JATENGPOS.CO.ID, SRAGEN – Dinas Penanaman Modal dan Perijinan Terpadu Satu Pintu (DPMPTSP) Kabupaten Sragen kewalahan dengan aksi mafia tanah. Mereka membuat lonjakan harga tanah menjadi tidak masuk akal. Situasi ini dinilai menghambat investasi.
Salah satunya proses pembebasan tanah di Desa Bonagung, Kecamatan Tanon. Pabrik sepatu yang semestinya sudah bisa operasional belum juga bisa dibangun. Padahal bisa berpotensi menyerap ribuan tenaga kerja. Lantaran proses pembebasan lahan yang terhambat harga yang tidak masuk akal.
Kepala DPMPTSP Kabupaten Sragen Dwi Agus Prasetyo menyampaikan dukungan pemerintah daerah untuk investasi sangat baik. Seperti perijinan yang mudah, respon layanan cepat hingga infrastruktur pendukung disiapkan.
Pihaknya menyampaikan pabrik sepatu yang memproduksi merek Nike itu sudah lama buka di Subang dan Cirebon Jawa Barat. Sementara bakal membangun 40 hektare di Sragen dengan estimasi pegawai 25 ribu karyawan dengan menjanjikan upah diatas Upah Minimum Kabupaten (UMK).

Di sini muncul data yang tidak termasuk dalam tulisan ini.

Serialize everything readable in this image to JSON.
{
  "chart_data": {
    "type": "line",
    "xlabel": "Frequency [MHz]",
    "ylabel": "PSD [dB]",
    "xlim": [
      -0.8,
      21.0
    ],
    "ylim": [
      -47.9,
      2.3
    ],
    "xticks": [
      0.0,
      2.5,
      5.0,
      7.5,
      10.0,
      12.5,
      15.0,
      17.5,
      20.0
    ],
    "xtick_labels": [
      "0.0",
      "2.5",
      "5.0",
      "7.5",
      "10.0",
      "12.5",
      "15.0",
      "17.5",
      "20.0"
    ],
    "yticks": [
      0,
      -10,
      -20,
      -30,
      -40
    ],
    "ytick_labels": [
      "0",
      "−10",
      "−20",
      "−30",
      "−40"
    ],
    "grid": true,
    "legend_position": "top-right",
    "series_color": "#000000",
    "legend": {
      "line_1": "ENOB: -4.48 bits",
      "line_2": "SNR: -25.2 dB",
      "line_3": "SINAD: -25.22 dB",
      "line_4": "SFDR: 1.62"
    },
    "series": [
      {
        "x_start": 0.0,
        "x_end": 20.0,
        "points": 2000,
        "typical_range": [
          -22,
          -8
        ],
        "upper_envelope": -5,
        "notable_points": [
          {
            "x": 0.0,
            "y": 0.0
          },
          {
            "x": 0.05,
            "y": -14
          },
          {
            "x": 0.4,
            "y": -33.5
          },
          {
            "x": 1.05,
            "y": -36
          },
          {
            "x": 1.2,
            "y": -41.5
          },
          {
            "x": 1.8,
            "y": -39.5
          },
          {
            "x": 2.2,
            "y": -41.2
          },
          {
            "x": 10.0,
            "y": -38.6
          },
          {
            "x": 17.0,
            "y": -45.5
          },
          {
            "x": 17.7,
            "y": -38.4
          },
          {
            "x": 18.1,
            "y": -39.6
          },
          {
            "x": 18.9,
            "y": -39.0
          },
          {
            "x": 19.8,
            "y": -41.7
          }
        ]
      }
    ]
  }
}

Kondisi itu belum termasuk dampak ekonomi pembangunan di sekitar, seperti sektor jasa, properti dan sebagainya. Namun sampai saat ini belum bisa karena masalah lahan. ”Dari 40 hektar, kurang lebih yang sudah ada 30 hektar, masih kurang sekitar 10 hektar, ada sekitar 70 pemilik lahan,” ujarnya.
Pihaknya menyampaikan berdasar Nilai Jual Objek Pajak (NJOP) atau harga pasar, di sekitar Rp 200-300 ribu per meter. Namun mereka minta lebih dari Rp 1 juta per meter untuk lahan sawah tadah hujan. ”Itu nggak rasional, sama saja lebih dari harga di perkotaan. Harga di Desa Tangkil Sragen nggak sampai segitu,” ujar Agus.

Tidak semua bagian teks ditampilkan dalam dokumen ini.